- Nigerian affiliate, Lafarge Africa Plc, was not yet implicated in the payment to ISIS and other terrorists’ groups
French cement giant Lafarge has pleaded guilty in the U.S. to supporting the Islamic State and other terror groups.
The firm agreed to a $777.8m (£687.2m) penalty for payments it made to keep a factory running in Syria after war broke out in 2011.
Lafarge said it “deeply regretted” the events and “accepted responsibility for the individual executives involved.”
The cement manufacturer, which was bought by Switzerland’s Holcim in 2015, said their behaviour had been in “flagrant violation” of Lafarge’s code of conduct.
The firm opened its plant in Jalabiya near the Turkish border in 2010 following a $680m investment.

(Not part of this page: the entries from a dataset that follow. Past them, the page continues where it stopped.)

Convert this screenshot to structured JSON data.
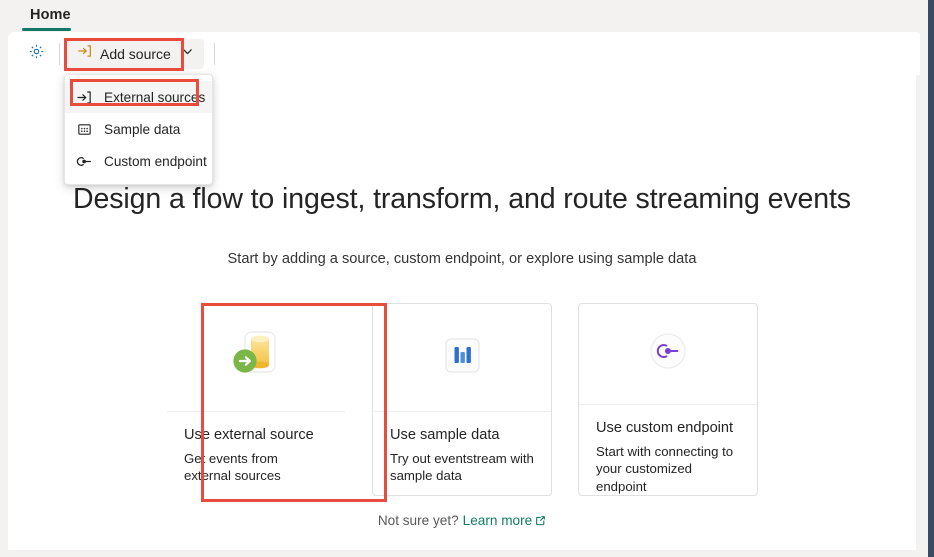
{
  "window": {
    "accent_teal": "#117865",
    "highlight_red": "#e74c3c",
    "canvas_bg": "#ffffff",
    "shell_bg": "#f3f2f1",
    "right_edge_navy": "#3b4a63"
  },
  "tabs": [
    {
      "label": "Home",
      "selected": true
    }
  ],
  "toolbar": {
    "settings_icon": "gear-icon",
    "add_source": {
      "label": "Add source",
      "icon": "import-arrow-icon",
      "chevron": "chevron-down-icon",
      "expanded": true,
      "highlighted": true
    }
  },
  "menu": {
    "open": true,
    "items": [
      {
        "label": "External sources",
        "icon": "import-arrow-icon",
        "selected": true,
        "highlighted": true
      },
      {
        "label": "Sample data",
        "icon": "sample-data-grid-icon",
        "selected": false,
        "highlighted": false
      },
      {
        "label": "Custom endpoint",
        "icon": "custom-endpoint-icon",
        "selected": false,
        "highlighted": false
      }
    ]
  },
  "main": {
    "headline": "Design a flow to ingest, transform, and route streaming events",
    "subhead": "Start by adding a source, custom endpoint, or explore using sample data",
    "cards": [
      {
        "title": "Use external source",
        "description": "Get events from external sources",
        "icon": "database-with-green-arrow-icon",
        "highlighted": true
      },
      {
        "title": "Use sample data",
        "description": "Try out eventstream with sample data",
        "icon": "bar-chart-icon",
        "highlighted": false
      },
      {
        "title": "Use custom endpoint",
        "description": "Start with connecting to your customized endpoint",
        "icon": "custom-endpoint-circle-icon",
        "highlighted": false
      }
    ],
    "footer": {
      "prompt": "Not sure yet?",
      "link_label": "Learn more",
      "link_icon": "external-link-icon"
    }
  }
}
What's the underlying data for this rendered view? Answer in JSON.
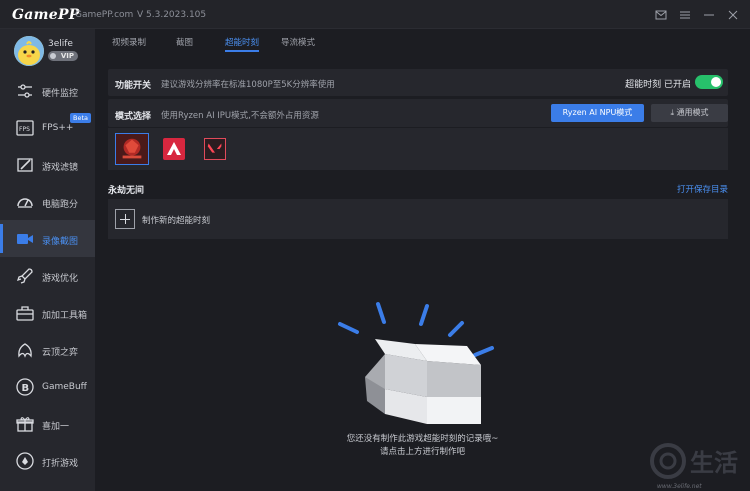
{
  "app": {
    "logo": "GamePP",
    "site": "GamePP.com",
    "version": "V 5.3.2023.105"
  },
  "window_controls": [
    "mail-icon",
    "menu-icon",
    "minimize-icon",
    "close-icon"
  ],
  "user": {
    "name": "3elife",
    "badge": "VIP"
  },
  "sidebar": {
    "items": [
      {
        "label": "硬件监控",
        "icon": "hardware-monitor-icon"
      },
      {
        "label": "FPS++",
        "icon": "fps-icon",
        "badge": "Beta"
      },
      {
        "label": "游戏滤镜",
        "icon": "filter-icon"
      },
      {
        "label": "电脑跑分",
        "icon": "benchmark-icon"
      },
      {
        "label": "录像截图",
        "icon": "camera-icon",
        "active": true
      },
      {
        "label": "游戏优化",
        "icon": "rocket-icon"
      },
      {
        "label": "加加工具箱",
        "icon": "toolbox-icon"
      },
      {
        "label": "云顶之弈",
        "icon": "tft-icon"
      },
      {
        "label": "GameBuff",
        "icon": "gamebuff-icon"
      },
      {
        "label": "喜加一",
        "icon": "gift-icon"
      },
      {
        "label": "打折游戏",
        "icon": "discount-icon"
      }
    ]
  },
  "tabs": [
    {
      "label": "视频录制"
    },
    {
      "label": "截图"
    },
    {
      "label": "超能时刻",
      "active": true
    },
    {
      "label": "导流模式"
    }
  ],
  "feature_switch": {
    "label": "功能开关",
    "desc": "建议游戏分辨率在标准1080P至5K分辨率使用",
    "toggle_text": "超能时刻 已开启",
    "enabled": true
  },
  "mode_select": {
    "label": "模式选择",
    "desc": "使用Ryzen AI IPU模式,不会额外占用资源",
    "primary_button": "Ryzen AI NPU模式",
    "secondary_button": "通用模式"
  },
  "games": [
    "naraka-game-icon",
    "apex-game-icon",
    "valorant-game-icon"
  ],
  "section": {
    "title": "永劫无间",
    "open_dir": "打开保存目录"
  },
  "create": {
    "label": "制作新的超能时刻"
  },
  "empty": {
    "line1": "您还没有制作此游戏超能时刻的记录哦~",
    "line2": "请点击上方进行制作吧"
  },
  "watermark": {
    "text": "生活",
    "url": "www.3elife.net"
  },
  "colors": {
    "accent": "#3b7de8",
    "toggle_on": "#27c06b",
    "background": "#1c1d22",
    "sidebar": "#26272d"
  }
}
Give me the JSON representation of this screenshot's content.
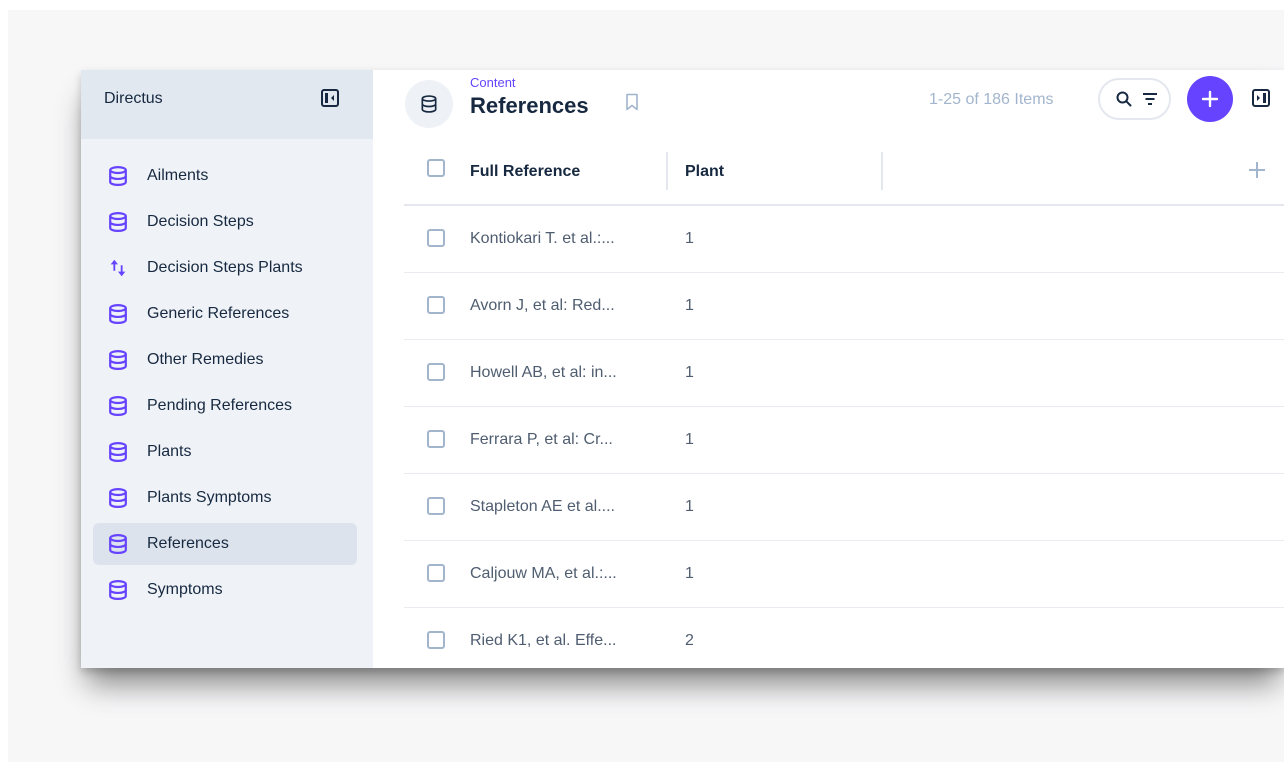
{
  "sidebar": {
    "project_name": "Directus",
    "items": [
      {
        "label": "Ailments",
        "icon": "database-icon",
        "active": false
      },
      {
        "label": "Decision Steps",
        "icon": "database-icon",
        "active": false
      },
      {
        "label": "Decision Steps Plants",
        "icon": "import-export-icon",
        "active": false
      },
      {
        "label": "Generic References",
        "icon": "database-icon",
        "active": false
      },
      {
        "label": "Other Remedies",
        "icon": "database-icon",
        "active": false
      },
      {
        "label": "Pending References",
        "icon": "database-icon",
        "active": false
      },
      {
        "label": "Plants",
        "icon": "database-icon",
        "active": false
      },
      {
        "label": "Plants Symptoms",
        "icon": "database-icon",
        "active": false
      },
      {
        "label": "References",
        "icon": "database-icon",
        "active": true
      },
      {
        "label": "Symptoms",
        "icon": "database-icon",
        "active": false
      }
    ]
  },
  "header": {
    "breadcrumb": "Content",
    "title": "References",
    "item_count": "1-25 of 186 Items"
  },
  "table": {
    "columns": [
      "Full Reference",
      "Plant"
    ],
    "rows": [
      {
        "reference": "Kontiokari T. et al.:...",
        "plant": "1"
      },
      {
        "reference": "Avorn J, et al: Red...",
        "plant": "1"
      },
      {
        "reference": "Howell AB, et al: in...",
        "plant": "1"
      },
      {
        "reference": "Ferrara P, et al: Cr...",
        "plant": "1"
      },
      {
        "reference": "Stapleton AE et al....",
        "plant": "1"
      },
      {
        "reference": "Caljouw MA, et al.:...",
        "plant": "1"
      },
      {
        "reference": "Ried K1, et al. Effe...",
        "plant": "2"
      }
    ]
  },
  "colors": {
    "accent": "#6644ff",
    "sidebar_bg": "#eff2f7",
    "sidebar_header_bg": "#e2e8f0",
    "active_item_bg": "#dde3ec",
    "muted_text": "#a2b5cd"
  }
}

US prosecutors said that Lafarge’s Syrian subsidiary had paid Islamic State and another terror group, al Nusra Front, the equivalent of $5.92m to protect staff at the plant as the country’s civil war intensified. Executives likened the arrangements to paying “taxes”, they said.
Nigerian-based Lafarge Africa Plc is a member of the Holcim Group. It is not yet clear if the Nigerian affliate was involved in any of the terrorism financing charges either in the Middle East or the Sahel region of Africa.

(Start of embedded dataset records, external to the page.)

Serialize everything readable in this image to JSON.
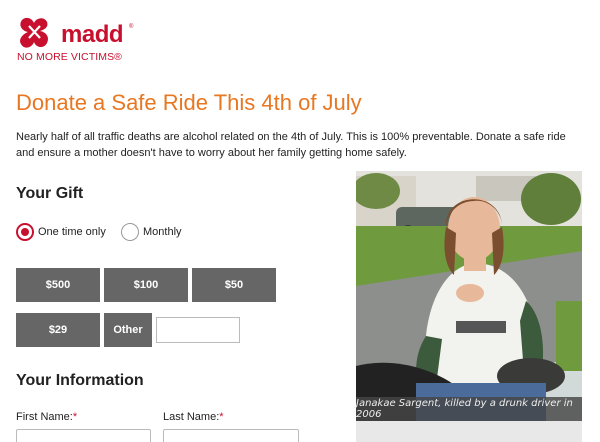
{
  "brand": {
    "name": "madd",
    "registered": "®",
    "tagline": "NO MORE VICTIMS®",
    "color": "#c8102e"
  },
  "page": {
    "title": "Donate a Safe Ride This 4th of July",
    "title_color": "#e87722",
    "intro": "Nearly half of all traffic deaths are alcohol related on the 4th of July. This is 100% preventable. Donate a safe ride and ensure a mother doesn't have to worry about her family getting home safely."
  },
  "gift": {
    "heading": "Your Gift",
    "frequency": {
      "options": [
        "One time only",
        "Monthly"
      ],
      "selected": "One time only"
    },
    "amounts": [
      "$500",
      "$100",
      "$50",
      "$29"
    ],
    "other_label": "Other",
    "other_value": "",
    "button_color": "#666666"
  },
  "info": {
    "heading": "Your Information",
    "first_name_label": "First Name:",
    "last_name_label": "Last Name:",
    "required_marker": "*",
    "first_name_value": "",
    "last_name_value": ""
  },
  "photo": {
    "caption": "Janakae Sargent, killed by a drunk driver in 2006"
  }
}
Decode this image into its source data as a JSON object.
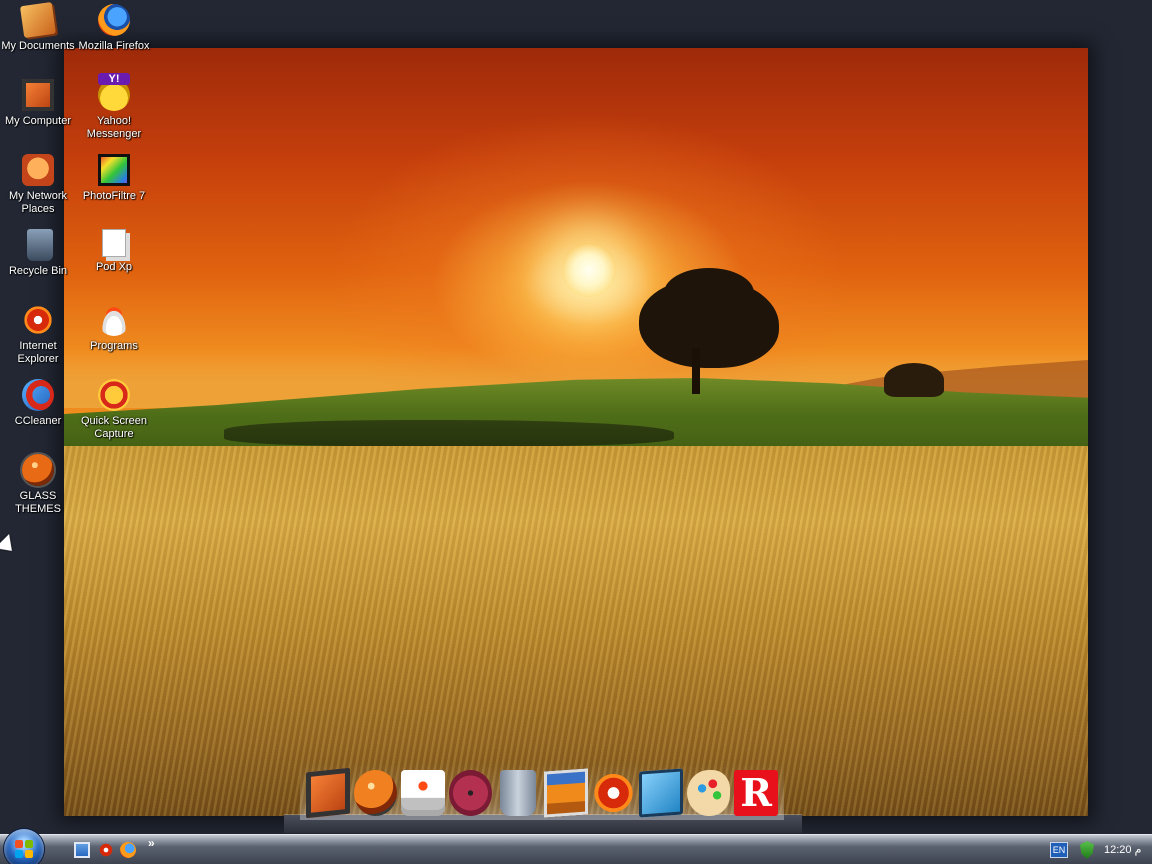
{
  "desktop": {
    "icons": [
      {
        "label": "My Documents",
        "icon": "my-documents-icon"
      },
      {
        "label": "Mozilla Firefox",
        "icon": "firefox-icon"
      },
      {
        "label": "My Computer",
        "icon": "my-computer-icon"
      },
      {
        "label": "Yahoo! Messenger",
        "icon": "yahoo-messenger-icon"
      },
      {
        "label": "My Network Places",
        "icon": "network-places-icon"
      },
      {
        "label": "PhotoFiltre 7",
        "icon": "photofiltre-icon"
      },
      {
        "label": "Recycle Bin",
        "icon": "recycle-bin-icon"
      },
      {
        "label": "Pod Xp",
        "icon": "pod-xp-icon"
      },
      {
        "label": "Internet Explorer",
        "icon": "internet-explorer-icon"
      },
      {
        "label": "Programs",
        "icon": "programs-icon"
      },
      {
        "label": "CCleaner",
        "icon": "ccleaner-icon"
      },
      {
        "label": "Quick Screen Capture",
        "icon": "quick-screen-capture-icon"
      },
      {
        "label": "GLASS THEMES",
        "icon": "glass-themes-icon"
      }
    ]
  },
  "dock": {
    "items": [
      {
        "icon": "computer-icon"
      },
      {
        "icon": "windows-orb-icon"
      },
      {
        "icon": "hard-drive-icon"
      },
      {
        "icon": "disc-icon"
      },
      {
        "icon": "trash-icon"
      },
      {
        "icon": "photo-icon"
      },
      {
        "icon": "internet-explorer-icon"
      },
      {
        "icon": "network-icon"
      },
      {
        "icon": "paint-palette-icon"
      },
      {
        "icon": "r-letter-icon",
        "text": "R"
      }
    ]
  },
  "taskbar": {
    "quicklaunch_more": "»",
    "tray": {
      "language": "EN",
      "clock": "12:20 م"
    }
  },
  "colors": {
    "desktop_bg": "#232834",
    "taskbar_top": "#c7ccd4",
    "taskbar_bottom": "#3d434f"
  }
}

Lafarge Africa Plc was incorporated on 24th February, 1959 and listed as a publicly quoted company on the Nigerian Exchange on 17th February, 1979. Lafarge serves Nigeria with a wide range of building and construction solutions designed to meet housing and construction needs from small projects like individual home buildings to major construction and infrastructure projects.
With plants in Ewekoro and Sagamu in the South-West, Mfamosing in the South and Ashaka in the North-East of Nigeria, Lafarge Africa Plc currently has an installed cement production capacity of 10.5MTPA and has plans to grow in the near term.